Additionally, research has shown that people who ate eggs for breakfast had fewer spikes in blood sugar throughout their day than those who didn’t eat eggs.
Decreased blood sugar spikes are important because they help control appetite—so if you eat eggs for breakfast instead of sugary cereal or a doughnut, you’re at a lower risk for overeating later in the day.
 Boosts Bone Density
Vitamin D is crucial for bone health, but did you know that eggs are a great source of it? Research shows that one egg contains about 25 percent of your daily recommended dose.
Vitamin D works with calcium to keep bones strong by reducing the loss of calcium in the urine. A diet rich in calcium and vitamin D can help decrease bone breakdown, prevent osteoporosis, and improve overall bone health.
 Reduces Cholesterol
The high levels of vitamin B12, folate, and lutein in eggs can help to lower cholesterol levels. This is a great benefit for heart health!  Helps Manage Diabetes: Insulin resistance can actually be prevented by including eggs in your diet on a regular basis.
 Eggs Contain Antioxidants That Are Beneficial for The Eyes
It is believed that an antioxidant known as lutein can improve vision. In fact, one study showed that older people who ate two eggs per day for a period of 12 weeks experienced a dramatic increase in macular pigment (which contains lutein) in their eyes.
The combination of both omega-3 fatty acids and lutein helps to protect against eye diseases such as macular degeneration, cataracts, glaucoma, and age-related vision loss.
 Provides DHA
Eggs are an excellent source of docosahexaenoic acid (DHA), a type of omega-3 fatty acid that helps fight against memory loss, aging, heart disease, depression, diabetes, stroke, Alzheimer’s disease and various cancers. The human body cannot produce DHA on its own so it needs to be acquired through diet or supplementation.

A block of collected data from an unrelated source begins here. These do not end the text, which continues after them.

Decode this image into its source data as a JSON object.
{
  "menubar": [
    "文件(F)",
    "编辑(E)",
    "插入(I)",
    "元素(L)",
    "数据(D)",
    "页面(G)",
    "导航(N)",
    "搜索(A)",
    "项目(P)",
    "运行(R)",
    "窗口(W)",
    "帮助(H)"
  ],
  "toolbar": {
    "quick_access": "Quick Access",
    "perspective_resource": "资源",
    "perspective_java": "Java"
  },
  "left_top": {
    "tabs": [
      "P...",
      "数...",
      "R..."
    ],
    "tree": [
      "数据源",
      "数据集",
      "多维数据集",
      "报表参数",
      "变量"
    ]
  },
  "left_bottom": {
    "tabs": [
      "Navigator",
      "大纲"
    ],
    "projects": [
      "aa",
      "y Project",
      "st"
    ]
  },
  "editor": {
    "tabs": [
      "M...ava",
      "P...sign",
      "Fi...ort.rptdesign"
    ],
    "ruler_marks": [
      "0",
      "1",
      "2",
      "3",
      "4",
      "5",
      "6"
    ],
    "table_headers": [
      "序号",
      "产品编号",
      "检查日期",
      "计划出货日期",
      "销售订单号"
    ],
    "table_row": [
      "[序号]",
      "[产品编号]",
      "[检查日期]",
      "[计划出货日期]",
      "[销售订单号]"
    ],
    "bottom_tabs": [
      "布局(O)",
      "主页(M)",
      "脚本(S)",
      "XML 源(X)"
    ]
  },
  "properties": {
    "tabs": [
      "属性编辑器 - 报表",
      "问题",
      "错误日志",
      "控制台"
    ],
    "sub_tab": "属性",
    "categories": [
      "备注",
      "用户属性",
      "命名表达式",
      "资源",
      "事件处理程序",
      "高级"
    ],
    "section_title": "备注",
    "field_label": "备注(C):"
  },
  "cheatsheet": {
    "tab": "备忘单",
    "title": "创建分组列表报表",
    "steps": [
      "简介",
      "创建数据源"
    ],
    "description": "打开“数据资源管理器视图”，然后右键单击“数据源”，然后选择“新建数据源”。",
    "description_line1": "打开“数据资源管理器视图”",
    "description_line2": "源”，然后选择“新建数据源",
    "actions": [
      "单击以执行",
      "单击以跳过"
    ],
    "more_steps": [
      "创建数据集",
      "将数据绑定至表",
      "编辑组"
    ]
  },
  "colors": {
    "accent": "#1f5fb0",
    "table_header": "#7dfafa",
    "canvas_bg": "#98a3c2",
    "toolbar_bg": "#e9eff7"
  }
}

 Eggs Are A Good Source of Omega-3s
One egg contains almost as many omega-3 fatty acids as a serving of salmon. In fact, an egg is about 70% fat — most of which is heart-healthy unsaturated fat. If you’re worried about cholesterol, it’s important to remember that only 1/5th (!!) of your daily cholesterol intake will come from an entire dozen eggs; even a couple of scrambled eggs in the morning won’t put too much of a dent in your day’s total cholesterol intake.
 Eggs Can Support Mental Health
Eggs are rich in choline, a chemical that supports memory. They are also an important source of Vitamin B12. People with low levels of B12 can experience fatigue, weakness, headaches, mood swings, and depression.
Since eggs are also high in Omega-3 fatty acids (which work to keep our brain functioning properly), it makes sense that eggs have so many benefit for brain health. Not only can egg consumption support mental health, but it may even help fight Alzheimer’s disease and other neurological disorders as well.
The secret to keeping fit for life is an active lifestyle, a balanced diet, plenty of exercises, and a good night’s sleep. But there’s another way you can help prevent weight gain: Eat more eggs. Eggs are a great source of protein—they have five grams per egg—and they also contain B vitamins, iron, zinc, calcium, and vitamin D.